Let $\Omega \subset \mathbb{R}^n$ ($n\geq 2$) a domain with smooth boundary. Consider a ball $B(x_0,R) \Subset \Omega$ . Is true that
$$ \int_{B(x_0,r)} | u - u_{x_0 , r}|^p \leq \int_{B(x_0,R)} | u - u_{x_0 , R}|^p,$$
for $u \in W^{1,p}(\Omega)(p >1)$ and for all $0 < r \leq R$, where $u_{x_0 , r} = \frac{1}{|B(x_0,r)|} \int_{B(x_0,r)} u $ and $u_{x_0 , R} = \frac{1}{|B(x_0,R)|} \int_{B(x_0,R)} u $. ?
I know that the inequality is true for $p=2$. If the inequality is true for all $p>1$, I will understand an inequation of a paper that I am reading. There is a good time that I am searching for a reference ( I think that probably is true). But I did not find anything.
The case $p=2$ is special, because the mean minimizes $\int |u-c|^2$ among all $c\in\mathbb{R}$. It does not have such a property for $p\ne 2$, and there is no reason for the stated inequality to hold.
As PhoemueX noted, the Sobolev space is not really relevant: any $L^p$ function can be approximated by smooth functions in $L^p$ norm, and the quantities in your inequality are continuous in $L^p$ norm.
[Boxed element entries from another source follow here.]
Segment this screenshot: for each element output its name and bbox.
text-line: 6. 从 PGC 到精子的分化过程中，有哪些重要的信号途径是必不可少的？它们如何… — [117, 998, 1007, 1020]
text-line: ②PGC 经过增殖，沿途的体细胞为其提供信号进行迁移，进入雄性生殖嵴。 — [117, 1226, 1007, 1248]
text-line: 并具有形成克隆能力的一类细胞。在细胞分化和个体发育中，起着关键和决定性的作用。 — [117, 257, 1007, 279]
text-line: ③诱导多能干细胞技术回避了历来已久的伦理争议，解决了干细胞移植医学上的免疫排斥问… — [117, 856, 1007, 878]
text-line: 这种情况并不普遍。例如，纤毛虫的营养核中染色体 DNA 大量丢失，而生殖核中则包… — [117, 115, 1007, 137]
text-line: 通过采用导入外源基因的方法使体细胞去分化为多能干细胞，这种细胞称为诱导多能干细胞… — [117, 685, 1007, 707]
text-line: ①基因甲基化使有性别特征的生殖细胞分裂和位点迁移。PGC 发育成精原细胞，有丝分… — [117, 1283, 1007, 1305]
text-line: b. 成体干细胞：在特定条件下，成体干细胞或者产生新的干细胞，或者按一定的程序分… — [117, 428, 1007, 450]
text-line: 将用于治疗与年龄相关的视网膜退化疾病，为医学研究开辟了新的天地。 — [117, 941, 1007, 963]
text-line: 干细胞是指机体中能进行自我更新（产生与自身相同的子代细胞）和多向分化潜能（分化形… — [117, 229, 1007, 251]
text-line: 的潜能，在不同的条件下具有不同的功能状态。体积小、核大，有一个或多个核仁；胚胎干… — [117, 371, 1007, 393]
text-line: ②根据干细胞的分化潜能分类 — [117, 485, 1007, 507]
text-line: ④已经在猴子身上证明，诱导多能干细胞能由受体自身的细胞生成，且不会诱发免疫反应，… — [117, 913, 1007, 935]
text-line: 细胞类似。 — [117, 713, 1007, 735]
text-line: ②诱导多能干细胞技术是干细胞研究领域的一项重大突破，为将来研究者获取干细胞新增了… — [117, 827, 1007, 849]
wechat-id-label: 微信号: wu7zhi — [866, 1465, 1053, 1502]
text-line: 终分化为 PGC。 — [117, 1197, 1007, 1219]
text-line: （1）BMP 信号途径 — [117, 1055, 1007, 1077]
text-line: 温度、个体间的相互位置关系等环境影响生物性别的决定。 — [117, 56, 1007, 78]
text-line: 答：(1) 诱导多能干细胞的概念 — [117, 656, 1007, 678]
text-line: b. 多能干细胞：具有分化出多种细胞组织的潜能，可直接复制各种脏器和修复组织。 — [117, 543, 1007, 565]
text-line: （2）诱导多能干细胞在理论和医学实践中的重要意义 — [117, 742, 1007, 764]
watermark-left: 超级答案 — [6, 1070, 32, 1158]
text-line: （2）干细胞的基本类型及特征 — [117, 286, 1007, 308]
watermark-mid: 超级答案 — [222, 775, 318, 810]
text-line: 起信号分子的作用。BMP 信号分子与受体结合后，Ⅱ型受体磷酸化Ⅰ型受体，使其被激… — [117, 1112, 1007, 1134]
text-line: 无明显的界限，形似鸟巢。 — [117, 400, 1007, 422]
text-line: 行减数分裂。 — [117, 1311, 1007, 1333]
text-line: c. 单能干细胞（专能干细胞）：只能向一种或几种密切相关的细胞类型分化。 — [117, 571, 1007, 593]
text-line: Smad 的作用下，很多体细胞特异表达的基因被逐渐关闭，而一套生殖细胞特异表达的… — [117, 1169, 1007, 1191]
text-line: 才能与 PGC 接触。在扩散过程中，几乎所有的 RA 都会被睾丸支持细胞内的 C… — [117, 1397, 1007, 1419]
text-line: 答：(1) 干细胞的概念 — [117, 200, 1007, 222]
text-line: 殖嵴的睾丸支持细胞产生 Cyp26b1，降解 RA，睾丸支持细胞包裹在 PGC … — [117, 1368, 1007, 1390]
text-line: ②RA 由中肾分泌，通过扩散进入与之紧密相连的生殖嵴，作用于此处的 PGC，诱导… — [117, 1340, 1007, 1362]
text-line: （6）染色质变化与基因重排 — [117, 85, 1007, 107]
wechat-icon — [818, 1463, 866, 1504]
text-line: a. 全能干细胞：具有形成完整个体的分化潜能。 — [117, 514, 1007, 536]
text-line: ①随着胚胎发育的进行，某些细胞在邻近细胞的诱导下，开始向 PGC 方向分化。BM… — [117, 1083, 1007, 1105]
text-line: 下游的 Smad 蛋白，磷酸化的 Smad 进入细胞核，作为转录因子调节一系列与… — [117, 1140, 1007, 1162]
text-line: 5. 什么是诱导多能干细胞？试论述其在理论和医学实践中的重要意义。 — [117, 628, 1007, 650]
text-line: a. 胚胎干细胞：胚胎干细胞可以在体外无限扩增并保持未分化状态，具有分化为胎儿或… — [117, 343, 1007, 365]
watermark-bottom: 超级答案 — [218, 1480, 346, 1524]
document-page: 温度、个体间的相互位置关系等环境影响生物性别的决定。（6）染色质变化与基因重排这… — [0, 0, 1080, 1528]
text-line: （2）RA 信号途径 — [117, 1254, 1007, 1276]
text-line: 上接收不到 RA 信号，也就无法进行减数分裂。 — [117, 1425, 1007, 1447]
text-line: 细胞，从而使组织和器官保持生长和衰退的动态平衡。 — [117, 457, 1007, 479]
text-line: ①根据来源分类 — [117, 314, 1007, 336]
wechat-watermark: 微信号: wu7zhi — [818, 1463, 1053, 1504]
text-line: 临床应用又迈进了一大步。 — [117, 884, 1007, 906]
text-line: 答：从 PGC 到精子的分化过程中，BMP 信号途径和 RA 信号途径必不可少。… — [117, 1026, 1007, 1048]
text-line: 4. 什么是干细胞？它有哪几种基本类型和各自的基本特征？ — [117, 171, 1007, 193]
So, I'm going to consider $u\in L^p$ to simplify things.
Here is a counterexample for large $p$. Let
$$u = \chi_{B(0,\rho)}+\chi_{B(0,R)\setminus B(0,r)}$$ where the radii are chosen so that the measures of balls are related as $$|B(0,\rho)|=\frac1{10} |B(0,r)|\quad \text{ and } \quad |B(0,R)| = 2(|B(0,r)|+|B(0,\rho)|)$$
On the ball $B(0,r)$, the mean of $u$ is $1/10$, hence $$\int_{B(0,r)} | u - u_{0 , r}|^p \ge \int_{B(0,\rho)} | u - u_{0 , r}|^p = \left(\frac{9}{10}\right)^p |B(0,\rho)|\tag1$$
On the ball $B(0,R)$, the mean of $u$ is $\frac12 $, hence $$\int_{B(0,R)} | u - u_{0 , R}|^p = \left(\frac12\right)^p |B(0,R)| \tag2$$
When $p$ is sufficiently large, $(1)$ is greater than $(2)$.